Uno degli obiettivi che attrae molte persone ad interessarsi e a praticare l'onironautica è la possibilità di sperimentare un sogno lucido, ovvero quel particolare stato di coscienza in cui si è consapevoli di star sognando e si ha la capacità di non indurre il risveglio e di continuare ad interagire col mondo dei sogni. Come si allena questa capacità?

Onironautica: tecniche per sperimentare il sogno lucido

Già negli scritti di alcuni filosofi greci troviamo l'interesse per questa particolare condizione di sonno, ed ancor prima in molti testi yogici e, a ben vedere, in tutte le tradizioni sciamaniche.
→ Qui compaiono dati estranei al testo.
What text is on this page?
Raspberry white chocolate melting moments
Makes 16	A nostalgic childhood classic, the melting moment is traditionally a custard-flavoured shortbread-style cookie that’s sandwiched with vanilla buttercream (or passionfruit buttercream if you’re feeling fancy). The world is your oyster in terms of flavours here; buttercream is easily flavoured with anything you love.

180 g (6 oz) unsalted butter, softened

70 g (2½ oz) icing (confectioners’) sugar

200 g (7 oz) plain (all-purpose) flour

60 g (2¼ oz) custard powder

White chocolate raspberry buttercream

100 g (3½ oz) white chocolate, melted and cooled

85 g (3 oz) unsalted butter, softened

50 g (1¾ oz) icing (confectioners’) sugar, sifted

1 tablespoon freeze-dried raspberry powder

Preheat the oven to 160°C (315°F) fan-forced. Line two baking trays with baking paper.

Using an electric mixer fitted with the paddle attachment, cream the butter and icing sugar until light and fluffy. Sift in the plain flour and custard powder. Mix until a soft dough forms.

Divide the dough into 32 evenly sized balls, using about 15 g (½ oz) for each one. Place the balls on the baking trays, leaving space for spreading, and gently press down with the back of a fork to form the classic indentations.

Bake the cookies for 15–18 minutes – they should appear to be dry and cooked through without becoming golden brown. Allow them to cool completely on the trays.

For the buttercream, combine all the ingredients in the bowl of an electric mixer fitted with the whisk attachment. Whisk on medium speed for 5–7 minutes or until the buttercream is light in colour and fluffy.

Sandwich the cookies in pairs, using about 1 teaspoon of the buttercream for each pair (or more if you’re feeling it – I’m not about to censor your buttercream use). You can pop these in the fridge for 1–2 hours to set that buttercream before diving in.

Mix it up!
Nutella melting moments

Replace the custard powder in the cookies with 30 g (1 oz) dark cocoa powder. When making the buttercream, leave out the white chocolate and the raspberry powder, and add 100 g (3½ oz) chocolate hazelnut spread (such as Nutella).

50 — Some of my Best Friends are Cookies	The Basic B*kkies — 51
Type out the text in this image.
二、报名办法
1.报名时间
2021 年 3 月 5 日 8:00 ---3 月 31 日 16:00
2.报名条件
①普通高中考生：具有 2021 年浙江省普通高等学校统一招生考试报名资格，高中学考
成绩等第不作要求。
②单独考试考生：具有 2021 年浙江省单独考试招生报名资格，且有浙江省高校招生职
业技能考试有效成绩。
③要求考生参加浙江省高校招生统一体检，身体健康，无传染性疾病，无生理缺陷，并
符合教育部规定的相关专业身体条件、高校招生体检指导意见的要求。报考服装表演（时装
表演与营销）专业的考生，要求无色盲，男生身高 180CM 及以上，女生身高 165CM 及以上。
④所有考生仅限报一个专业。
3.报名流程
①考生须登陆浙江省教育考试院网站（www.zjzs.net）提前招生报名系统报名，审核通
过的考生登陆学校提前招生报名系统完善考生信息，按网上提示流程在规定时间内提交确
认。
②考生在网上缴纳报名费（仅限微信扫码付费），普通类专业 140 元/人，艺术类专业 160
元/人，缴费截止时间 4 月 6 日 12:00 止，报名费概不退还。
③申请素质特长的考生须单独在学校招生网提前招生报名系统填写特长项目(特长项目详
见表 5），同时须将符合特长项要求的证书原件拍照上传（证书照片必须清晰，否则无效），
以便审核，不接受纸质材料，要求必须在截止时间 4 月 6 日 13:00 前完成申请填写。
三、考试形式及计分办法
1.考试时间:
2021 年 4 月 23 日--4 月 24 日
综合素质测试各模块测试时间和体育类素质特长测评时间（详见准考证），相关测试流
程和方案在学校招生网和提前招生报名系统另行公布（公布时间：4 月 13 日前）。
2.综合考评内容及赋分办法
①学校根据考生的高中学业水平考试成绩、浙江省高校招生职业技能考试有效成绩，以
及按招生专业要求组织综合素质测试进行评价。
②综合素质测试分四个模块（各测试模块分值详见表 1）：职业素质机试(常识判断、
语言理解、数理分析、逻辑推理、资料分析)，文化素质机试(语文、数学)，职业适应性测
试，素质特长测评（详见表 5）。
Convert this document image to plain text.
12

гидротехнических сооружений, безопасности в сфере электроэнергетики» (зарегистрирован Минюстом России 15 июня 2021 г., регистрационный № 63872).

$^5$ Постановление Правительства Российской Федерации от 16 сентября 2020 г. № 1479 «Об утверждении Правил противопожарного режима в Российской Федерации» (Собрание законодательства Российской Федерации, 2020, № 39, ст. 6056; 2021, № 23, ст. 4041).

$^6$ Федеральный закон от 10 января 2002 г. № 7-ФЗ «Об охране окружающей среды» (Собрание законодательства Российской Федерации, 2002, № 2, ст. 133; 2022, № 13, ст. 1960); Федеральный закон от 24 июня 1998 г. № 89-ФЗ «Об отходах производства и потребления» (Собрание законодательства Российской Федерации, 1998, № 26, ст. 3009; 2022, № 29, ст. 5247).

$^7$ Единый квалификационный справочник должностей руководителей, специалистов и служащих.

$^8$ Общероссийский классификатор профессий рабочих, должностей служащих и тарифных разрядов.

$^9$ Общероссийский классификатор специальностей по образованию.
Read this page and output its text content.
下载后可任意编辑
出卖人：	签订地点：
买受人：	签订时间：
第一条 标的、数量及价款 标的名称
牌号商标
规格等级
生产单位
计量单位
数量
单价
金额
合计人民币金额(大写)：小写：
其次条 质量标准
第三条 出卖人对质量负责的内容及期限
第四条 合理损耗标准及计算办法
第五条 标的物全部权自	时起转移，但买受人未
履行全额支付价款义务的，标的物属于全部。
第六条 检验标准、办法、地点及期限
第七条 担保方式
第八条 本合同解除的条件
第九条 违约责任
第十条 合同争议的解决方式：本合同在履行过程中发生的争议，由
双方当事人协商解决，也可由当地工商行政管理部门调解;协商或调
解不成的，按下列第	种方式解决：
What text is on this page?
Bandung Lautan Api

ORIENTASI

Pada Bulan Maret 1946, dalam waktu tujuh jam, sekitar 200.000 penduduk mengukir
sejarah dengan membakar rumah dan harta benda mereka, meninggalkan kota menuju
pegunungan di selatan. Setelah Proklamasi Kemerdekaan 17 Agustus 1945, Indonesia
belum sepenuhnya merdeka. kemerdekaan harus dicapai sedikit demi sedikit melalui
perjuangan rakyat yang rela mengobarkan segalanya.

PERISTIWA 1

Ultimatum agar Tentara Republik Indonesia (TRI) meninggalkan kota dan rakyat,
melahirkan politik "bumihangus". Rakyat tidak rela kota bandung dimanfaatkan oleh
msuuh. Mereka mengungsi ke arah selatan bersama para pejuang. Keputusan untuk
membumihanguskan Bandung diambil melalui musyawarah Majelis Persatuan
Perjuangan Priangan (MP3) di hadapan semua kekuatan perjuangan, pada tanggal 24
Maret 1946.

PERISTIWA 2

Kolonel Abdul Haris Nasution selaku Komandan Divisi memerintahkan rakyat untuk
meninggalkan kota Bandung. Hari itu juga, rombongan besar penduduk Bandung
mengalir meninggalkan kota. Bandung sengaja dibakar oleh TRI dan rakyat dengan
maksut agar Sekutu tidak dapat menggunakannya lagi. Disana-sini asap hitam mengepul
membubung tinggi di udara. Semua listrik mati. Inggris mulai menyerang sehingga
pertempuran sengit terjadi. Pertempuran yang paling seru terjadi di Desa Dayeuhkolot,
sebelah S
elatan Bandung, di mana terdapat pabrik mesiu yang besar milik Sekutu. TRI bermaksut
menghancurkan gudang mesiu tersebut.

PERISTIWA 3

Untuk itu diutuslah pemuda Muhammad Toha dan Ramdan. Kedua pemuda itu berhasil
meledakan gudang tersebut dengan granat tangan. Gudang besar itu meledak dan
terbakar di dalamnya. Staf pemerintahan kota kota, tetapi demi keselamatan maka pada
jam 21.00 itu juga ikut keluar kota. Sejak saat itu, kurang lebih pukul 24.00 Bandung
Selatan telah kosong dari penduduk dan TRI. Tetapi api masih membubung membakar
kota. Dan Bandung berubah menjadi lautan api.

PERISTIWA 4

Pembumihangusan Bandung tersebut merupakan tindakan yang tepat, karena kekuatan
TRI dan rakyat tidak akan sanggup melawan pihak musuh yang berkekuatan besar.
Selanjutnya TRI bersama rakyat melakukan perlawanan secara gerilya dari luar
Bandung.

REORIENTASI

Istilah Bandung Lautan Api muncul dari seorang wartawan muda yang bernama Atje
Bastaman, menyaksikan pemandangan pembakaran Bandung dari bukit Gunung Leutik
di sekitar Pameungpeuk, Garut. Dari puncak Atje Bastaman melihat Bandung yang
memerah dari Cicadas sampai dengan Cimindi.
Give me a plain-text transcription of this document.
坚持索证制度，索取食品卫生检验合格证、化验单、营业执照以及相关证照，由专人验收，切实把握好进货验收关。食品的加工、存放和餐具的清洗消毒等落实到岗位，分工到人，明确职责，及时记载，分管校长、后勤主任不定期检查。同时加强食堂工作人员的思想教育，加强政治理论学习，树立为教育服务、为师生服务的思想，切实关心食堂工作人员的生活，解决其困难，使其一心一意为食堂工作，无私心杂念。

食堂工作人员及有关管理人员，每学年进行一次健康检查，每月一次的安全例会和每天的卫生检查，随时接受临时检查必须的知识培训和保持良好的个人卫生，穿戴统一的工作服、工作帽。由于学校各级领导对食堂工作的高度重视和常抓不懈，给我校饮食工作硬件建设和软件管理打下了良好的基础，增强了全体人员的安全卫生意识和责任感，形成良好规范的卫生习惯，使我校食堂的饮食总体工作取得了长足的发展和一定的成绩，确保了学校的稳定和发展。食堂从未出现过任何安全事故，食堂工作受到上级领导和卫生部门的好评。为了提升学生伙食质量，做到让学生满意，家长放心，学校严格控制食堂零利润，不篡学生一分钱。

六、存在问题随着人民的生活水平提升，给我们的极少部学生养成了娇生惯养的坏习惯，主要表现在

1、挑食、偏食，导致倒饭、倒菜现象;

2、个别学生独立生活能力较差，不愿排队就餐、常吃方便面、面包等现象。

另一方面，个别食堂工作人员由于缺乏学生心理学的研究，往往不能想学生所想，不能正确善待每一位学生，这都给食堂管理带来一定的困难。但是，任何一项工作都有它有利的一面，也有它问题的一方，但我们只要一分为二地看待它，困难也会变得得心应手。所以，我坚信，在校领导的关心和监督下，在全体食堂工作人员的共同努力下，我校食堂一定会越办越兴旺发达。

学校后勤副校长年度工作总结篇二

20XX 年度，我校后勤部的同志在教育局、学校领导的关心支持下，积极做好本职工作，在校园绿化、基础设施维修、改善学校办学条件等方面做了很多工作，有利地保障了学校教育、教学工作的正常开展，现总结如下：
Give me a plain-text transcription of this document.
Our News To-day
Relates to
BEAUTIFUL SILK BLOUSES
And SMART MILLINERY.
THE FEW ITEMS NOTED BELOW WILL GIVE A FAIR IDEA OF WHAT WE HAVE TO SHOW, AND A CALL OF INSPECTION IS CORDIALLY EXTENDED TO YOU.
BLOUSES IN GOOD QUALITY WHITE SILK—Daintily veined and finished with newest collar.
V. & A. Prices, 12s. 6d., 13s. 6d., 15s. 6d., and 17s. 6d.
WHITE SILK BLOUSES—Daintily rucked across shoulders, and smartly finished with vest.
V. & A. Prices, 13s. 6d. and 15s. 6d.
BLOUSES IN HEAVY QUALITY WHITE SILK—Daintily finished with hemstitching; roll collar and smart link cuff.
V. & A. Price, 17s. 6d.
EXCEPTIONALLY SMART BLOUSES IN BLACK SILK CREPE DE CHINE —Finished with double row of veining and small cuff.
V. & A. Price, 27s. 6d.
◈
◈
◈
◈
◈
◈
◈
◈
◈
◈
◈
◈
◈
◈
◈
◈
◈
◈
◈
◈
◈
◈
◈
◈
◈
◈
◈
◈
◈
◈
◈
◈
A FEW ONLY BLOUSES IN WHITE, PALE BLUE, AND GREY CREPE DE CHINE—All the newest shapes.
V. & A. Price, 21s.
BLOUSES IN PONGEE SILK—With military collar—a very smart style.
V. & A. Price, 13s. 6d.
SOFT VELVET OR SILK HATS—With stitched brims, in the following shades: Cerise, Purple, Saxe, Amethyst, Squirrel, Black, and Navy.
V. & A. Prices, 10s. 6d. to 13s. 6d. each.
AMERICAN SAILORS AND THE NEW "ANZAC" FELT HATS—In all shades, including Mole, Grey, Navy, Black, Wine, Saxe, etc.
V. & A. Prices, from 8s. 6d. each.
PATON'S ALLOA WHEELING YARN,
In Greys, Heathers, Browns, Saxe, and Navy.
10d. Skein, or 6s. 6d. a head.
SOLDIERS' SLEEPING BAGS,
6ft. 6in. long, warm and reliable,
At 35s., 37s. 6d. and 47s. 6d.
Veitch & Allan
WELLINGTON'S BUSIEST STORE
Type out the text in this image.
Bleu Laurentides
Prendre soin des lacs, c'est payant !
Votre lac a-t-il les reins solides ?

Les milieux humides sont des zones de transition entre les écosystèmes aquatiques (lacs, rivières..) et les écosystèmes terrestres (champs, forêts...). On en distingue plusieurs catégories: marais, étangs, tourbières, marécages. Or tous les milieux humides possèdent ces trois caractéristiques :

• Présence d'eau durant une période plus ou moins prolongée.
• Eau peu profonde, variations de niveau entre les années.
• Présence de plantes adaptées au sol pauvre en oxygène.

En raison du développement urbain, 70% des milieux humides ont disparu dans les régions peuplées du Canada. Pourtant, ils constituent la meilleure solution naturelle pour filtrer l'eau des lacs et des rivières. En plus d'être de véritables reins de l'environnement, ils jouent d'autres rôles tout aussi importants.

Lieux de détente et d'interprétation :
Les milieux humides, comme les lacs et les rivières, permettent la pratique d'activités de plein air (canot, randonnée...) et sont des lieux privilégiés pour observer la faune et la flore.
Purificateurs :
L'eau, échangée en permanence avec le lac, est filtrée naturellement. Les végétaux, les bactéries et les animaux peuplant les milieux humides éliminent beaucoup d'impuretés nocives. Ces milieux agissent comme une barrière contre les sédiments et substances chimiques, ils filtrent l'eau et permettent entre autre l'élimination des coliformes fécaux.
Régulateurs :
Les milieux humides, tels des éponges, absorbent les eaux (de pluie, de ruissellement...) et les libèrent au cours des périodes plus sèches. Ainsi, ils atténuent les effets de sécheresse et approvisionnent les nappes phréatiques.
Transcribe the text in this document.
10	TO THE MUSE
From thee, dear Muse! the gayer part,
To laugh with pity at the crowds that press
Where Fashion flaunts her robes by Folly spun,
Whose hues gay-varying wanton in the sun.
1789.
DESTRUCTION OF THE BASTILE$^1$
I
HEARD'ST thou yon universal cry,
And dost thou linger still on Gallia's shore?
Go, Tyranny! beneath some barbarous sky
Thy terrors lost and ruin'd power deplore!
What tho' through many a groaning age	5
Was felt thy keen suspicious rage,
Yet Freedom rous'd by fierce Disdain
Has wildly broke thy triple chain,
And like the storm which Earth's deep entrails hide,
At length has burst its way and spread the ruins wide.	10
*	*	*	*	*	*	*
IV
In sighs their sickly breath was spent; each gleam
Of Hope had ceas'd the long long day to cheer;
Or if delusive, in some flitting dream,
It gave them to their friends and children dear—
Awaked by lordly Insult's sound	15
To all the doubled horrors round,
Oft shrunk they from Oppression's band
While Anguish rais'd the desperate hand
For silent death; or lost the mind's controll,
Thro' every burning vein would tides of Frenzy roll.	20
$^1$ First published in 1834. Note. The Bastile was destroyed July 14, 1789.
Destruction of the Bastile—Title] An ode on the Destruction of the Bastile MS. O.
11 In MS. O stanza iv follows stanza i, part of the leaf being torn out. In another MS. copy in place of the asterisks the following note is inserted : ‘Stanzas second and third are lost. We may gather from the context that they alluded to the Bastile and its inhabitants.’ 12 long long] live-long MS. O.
Lo psichiatra olandese van Eeden coniò il termine a fronte delle numerose esperienze in cui non solo il sognatore era cosciente di star sognando, ma aveva anche una discreta capacità di partecipazione al sogno, che in alcuni casi può divenire controllo e, addirittura, manipolazione della realtà onirica stessa.

Il sogno lucido non è una mera esperienza soggettiva ma un fatto analizzabile e concreto: in sua presenza il cervello si focalizza su alcune speciali frequenze delle onde beta.

Collateralmente rientrano nel campo dei sogni lucidi anche i cosiddetti falsi risvegli e le esperienze fuori dal corpo.


Tecniche per sperimentare il sogno lucido: il diario notturno

Esistono tecniche per sviluppare questa capacità? Alcuni ritengono di sì, e il più comune strumento di training è il diario notturno, ovvero un diario nel quale appuntare ogni dettaglio onirico.

Il diario notturno è, anzitutto, un espediente che rappresenta concretamente un interesse maturato nella coscienza di veglia, la superficie dell'ego, verso ciò che alberga dietro il velo, un bisogno di scoprirsi e comunicare col resto dell'essere, che generalmente ci lancia messaggi simbolico nel caos onirico.

Quando la coscienza di veglia è sufficientemente flessibile da intuire e ammettere la possibilità di essere solo il frammento di un'unità, e quando l'inconscio ha maturato in sé un potenziale pronto ad emergere, ecco che l'interesse verso i sogni da una parte e la loro potenza espressiva dall'altra rendono il tentativo di conciliazione inevitabile.

E il diario notturno può essere lo strumento adatto per questa sintesi. Questo, più che i tentativi razionali di un'interpretazione meccanicistica e bidimensionale dei contenuti dei sogni, è il vero senso del diario notturno.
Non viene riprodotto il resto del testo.